Follow-up appointments are at the discretion of the surgeon and depend on the stability of the occlusion on the first visit. If a malocclusion is noted and treatable with training elastics, weekly appointments are recommended.
The patient should be warned to continue routine follow up with their dentist. Fractures near the dental roots can often result in delayed loss of tooth viability, requiring periapical films and additional dental procedures.
If a malocclusion is detected, the surgeon must ascertain its etiology (with appropriate imaging technique). If the malocclusion is secondary to surgical edema or muscle splinting, training elastics may be beneficial. The lightest elastics as possible are used for guidance, because active motion of the mandible is desirable. Patients should be shown how to place and remove the elastics using a hand mirror.
If the malocclusion is secondary to a bony problem due to inadequate reduction or hardware failure or displacement, elastic training will be of no benefit. The patient must return to the operating room for revision surgery.

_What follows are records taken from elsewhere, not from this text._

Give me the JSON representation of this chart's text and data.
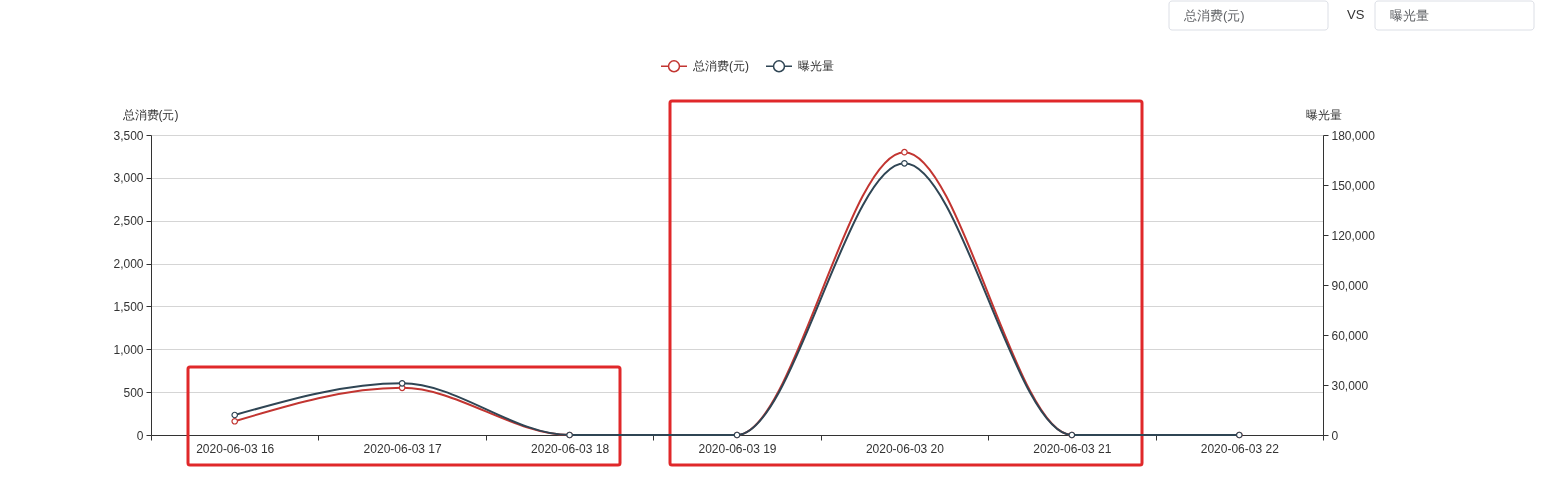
{
  "chart_data": {
    "type": "line",
    "categories": [
      "2020-06-03 16",
      "2020-06-03 17",
      "2020-06-03 18",
      "2020-06-03 19",
      "2020-06-03 20",
      "2020-06-03 21",
      "2020-06-03 22"
    ],
    "series": [
      {
        "name": "总消费(元)",
        "color": "#c23531",
        "values": [
          160,
          550,
          0,
          0,
          3300,
          0,
          0
        ]
      },
      {
        "name": "曝光量",
        "color": "#2f4554",
        "axis": "y2",
        "values": [
          12000,
          31000,
          0,
          0,
          163000,
          0,
          0
        ]
      }
    ],
    "ylabel": "总消费(元)",
    "y2label": "曝光量",
    "ylim": [
      0,
      3500
    ],
    "yticks": [
      0,
      {
        "value": 500,
        "label": "500"
      },
      {
        "value": 1000,
        "label": "1,000"
      },
      {
        "value": 1500,
        "label": "1,500"
      },
      {
        "value": 2000,
        "label": "2,000"
      },
      {
        "value": 2500,
        "label": "2,500"
      },
      {
        "value": 3000,
        "label": "3,000"
      },
      {
        "value": 3500,
        "label": "3,500"
      }
    ],
    "y2lim": [
      0,
      180000
    ],
    "y2ticks": [
      0,
      {
        "value": 30000,
        "label": "30,000"
      },
      {
        "value": 60000,
        "label": "60,000"
      },
      {
        "value": 90000,
        "label": "90,000"
      },
      {
        "value": 120000,
        "label": "120,000"
      },
      {
        "value": 150000,
        "label": "150,000"
      },
      {
        "value": 180000,
        "label": "180,000"
      }
    ],
    "grid": "y",
    "legend": "top",
    "marker": "circle",
    "line_style": "solid",
    "annotations": [
      "总消费(元)",
      "VS",
      "曝光量"
    ]
  }
}
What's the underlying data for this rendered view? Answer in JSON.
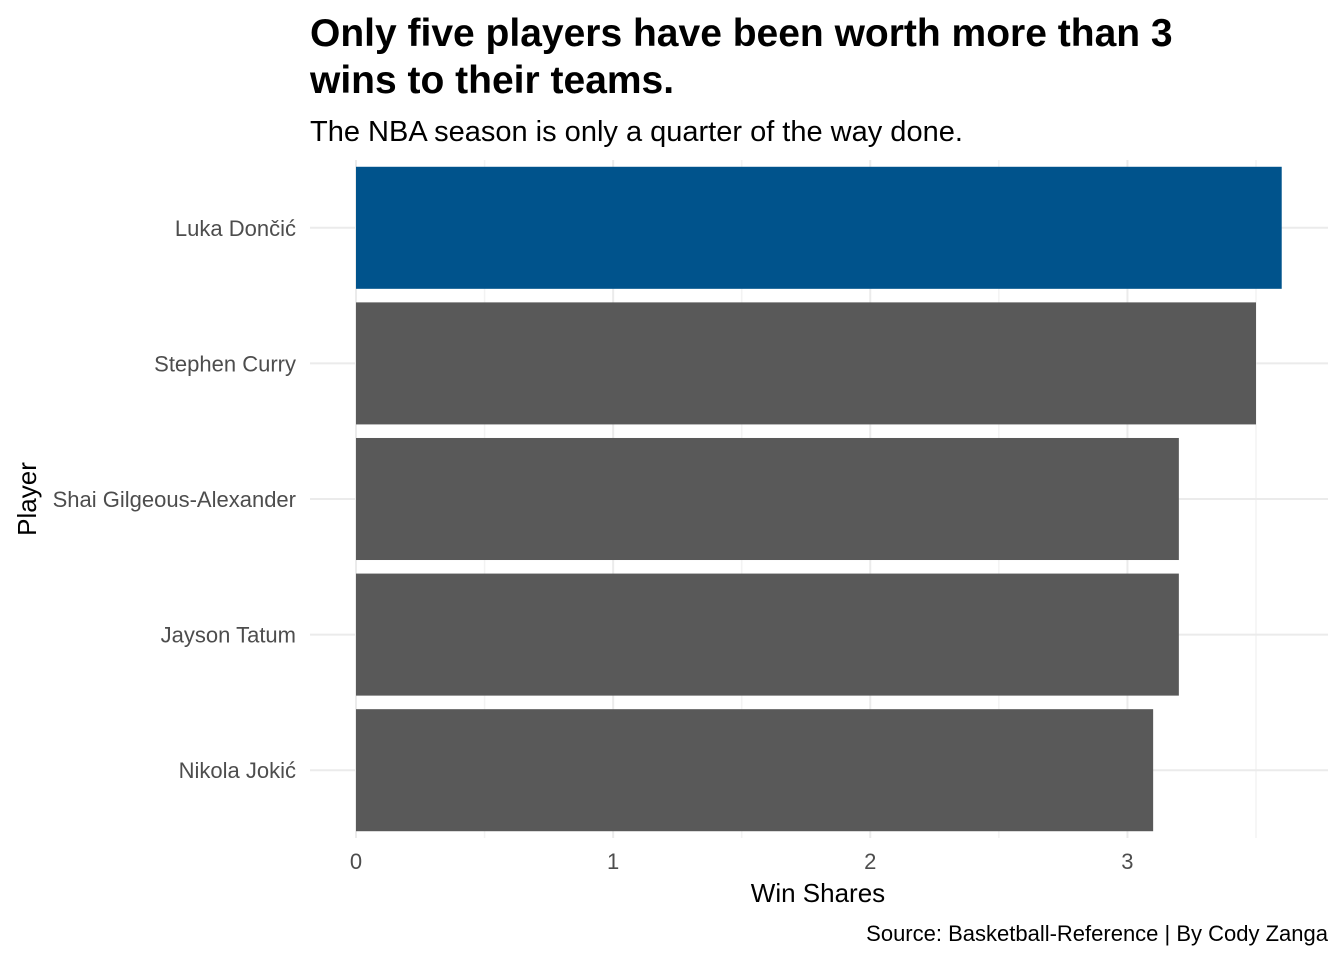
{
  "chart_data": {
    "type": "bar",
    "orientation": "horizontal",
    "title": "Only five players have been worth more than 3 wins to their teams.",
    "title_lines": [
      "Only five players have been worth more than 3",
      "wins to their teams."
    ],
    "subtitle": "The NBA season is only a quarter of the way done.",
    "caption": "Source: Basketball-Reference | By Cody Zanga",
    "xlabel": "Win Shares",
    "ylabel": "Player",
    "categories": [
      "Luka Dončić",
      "Stephen Curry",
      "Shai Gilgeous-Alexander",
      "Jayson Tatum",
      "Nikola Jokić"
    ],
    "values": [
      3.6,
      3.5,
      3.2,
      3.2,
      3.1
    ],
    "highlight": "Luka Dončić",
    "colors": {
      "highlight": "#00538c",
      "default": "#595959"
    },
    "x_ticks": [
      0,
      1,
      2,
      3
    ],
    "xlim": [
      0,
      3.78
    ],
    "grid": true,
    "legend": "none"
  }
}
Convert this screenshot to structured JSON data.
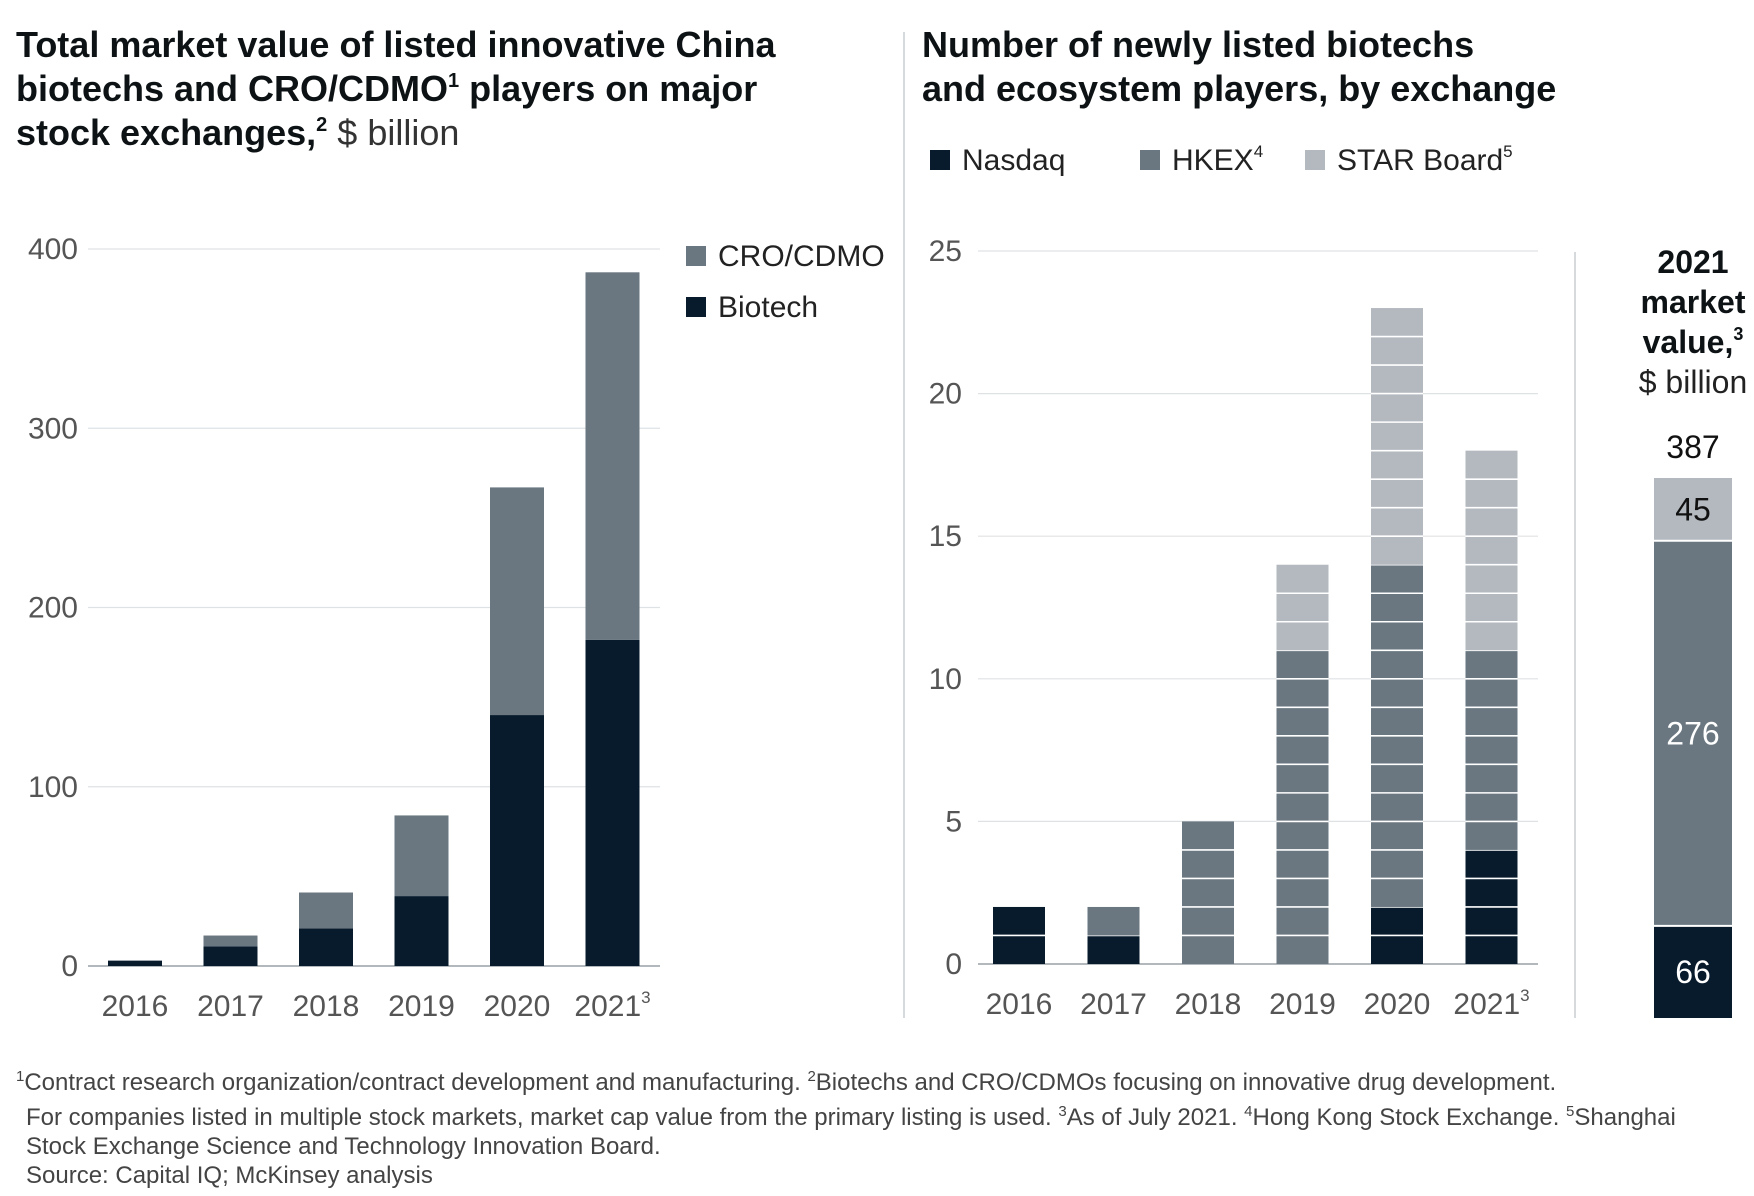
{
  "colors": {
    "biotech": "#071b2c",
    "cro": "#6a7780",
    "nasdaq": "#071b2c",
    "hkex": "#6a7780",
    "star": "#b3b9bf",
    "gridline": "#dfe2e4",
    "divider": "#c9cdd0",
    "axis": "#9aa1a7",
    "tick_text": "#555555",
    "title_text": "#0d1214"
  },
  "chart_data": [
    {
      "type": "bar",
      "stacked": true,
      "title_bold_lines": [
        "Total market value of listed innovative China",
        "biotechs and CRO/CDMO",
        "players on major",
        "stock exchanges,"
      ],
      "title_sup_1": "1",
      "title_sup_2": "2",
      "title_unit": "$ billion",
      "categories": [
        "2016",
        "2017",
        "2018",
        "2019",
        "2020",
        "2021"
      ],
      "category_superscripts": [
        "",
        "",
        "",
        "",
        "",
        "3"
      ],
      "series": [
        {
          "name": "Biotech",
          "values": [
            3,
            11,
            21,
            39,
            140,
            182
          ]
        },
        {
          "name": "CRO/CDMO",
          "values": [
            0,
            6,
            20,
            45,
            127,
            205
          ]
        }
      ],
      "ylim": [
        0,
        400
      ],
      "yticks": [
        "0",
        "100",
        "200",
        "300",
        "400"
      ],
      "grid": true,
      "legend_position": "right",
      "legend_order": [
        "CRO/CDMO",
        "Biotech"
      ]
    },
    {
      "type": "bar",
      "stacked": true,
      "title_lines": [
        "Number of newly listed biotechs",
        "and ecosystem players, by exchange"
      ],
      "categories": [
        "2016",
        "2017",
        "2018",
        "2019",
        "2020",
        "2021"
      ],
      "category_superscripts": [
        "",
        "",
        "",
        "",
        "",
        "3"
      ],
      "series": [
        {
          "name": "Nasdaq",
          "sup": "",
          "values": [
            2,
            1,
            0,
            0,
            2,
            4
          ]
        },
        {
          "name": "HKEX",
          "sup": "4",
          "values": [
            0,
            1,
            5,
            11,
            12,
            7
          ]
        },
        {
          "name": "STAR Board",
          "sup": "5",
          "values": [
            0,
            0,
            0,
            3,
            9,
            7
          ]
        }
      ],
      "ylim": [
        0,
        25
      ],
      "yticks": [
        "0",
        "5",
        "10",
        "15",
        "20",
        "25"
      ],
      "grid": true,
      "legend_position": "top"
    },
    {
      "type": "bar",
      "stacked": true,
      "title_lines": [
        "2021",
        "market",
        "value,"
      ],
      "title_sup": "3",
      "title_unit": "$ billion",
      "total_label": "387",
      "segments": [
        {
          "series": "Nasdaq",
          "value": 66,
          "label": "66"
        },
        {
          "series": "HKEX",
          "value": 276,
          "label": "276"
        },
        {
          "series": "STAR Board",
          "value": 45,
          "label": "45"
        }
      ]
    }
  ],
  "footnotes": {
    "line1": "Contract research organization/contract development and manufacturing.  ",
    "line1_sup1": "1",
    "line1_sup2": "2",
    "line1_after": "Biotechs and CRO/CDMOs focusing on innovative drug development.",
    "line2": "For companies listed in multiple stock markets, market cap value from the primary listing is used.  ",
    "line2_sup3": "3",
    "line2_mid": "As of July 2021.  ",
    "line2_sup4": "4",
    "line2_mid2": "Hong Kong Stock Exchange.  ",
    "line2_sup5": "5",
    "line2_end": "Shanghai",
    "line3": "Stock Exchange Science and Technology Innovation Board.",
    "source": "Source: Capital IQ; McKinsey analysis"
  }
}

Depending upon the stability of the internal fixation, the diet can vary between liquid and semi-liquid to “as tolerated”, at the discretion of the surgeon. Any elastics are removed during eating.
Patients having only extraoral approaches are not compromised in their routine oral hygiene measures and should continue with their daily schedule.
Patients with intraoral wounds must be instructed in appropriate oral hygiene procedures. The presence of the arch-bars and any elastics makes this a more difficult procedure than normal. A soft toothbrush (dipping in warm water makes it softer) should be used to clean the surfaces of the teeth and arch-bars. Any elastics are removed for oral hygiene procedures. Chlorhexidine oral rinses should be prescribed and used at least three times each day to help sanitize the mouth. Chlorohexidine may cause staining of the teeth and should not be used longer than necessary. For larger debris, a 1:1 mixture of hydrogen peroxide (0.25%)/chlorhexidine (0.12%) can be used. The bubbling action of the hydrogen peroxide helps remove debris. A water flosser, providing a water jet, is a very useful tool to help remove debris from the wires. If a this is used, care should be taken not to direct the jet stream directly over intraoral incisions as this may lead to wound dehiscence.
Physiotherapy can be prescribed at the first visit and opening and excursive exercises begun as soon as possible. Goals should be set, and, typically, 40 mm of maximum interincisal jaw opening should be attained by 4 weeks postoperatively. If the patient cannot fully open his mouth, additional passive physical therapy may be required such as Therabite® or tongue-blade training.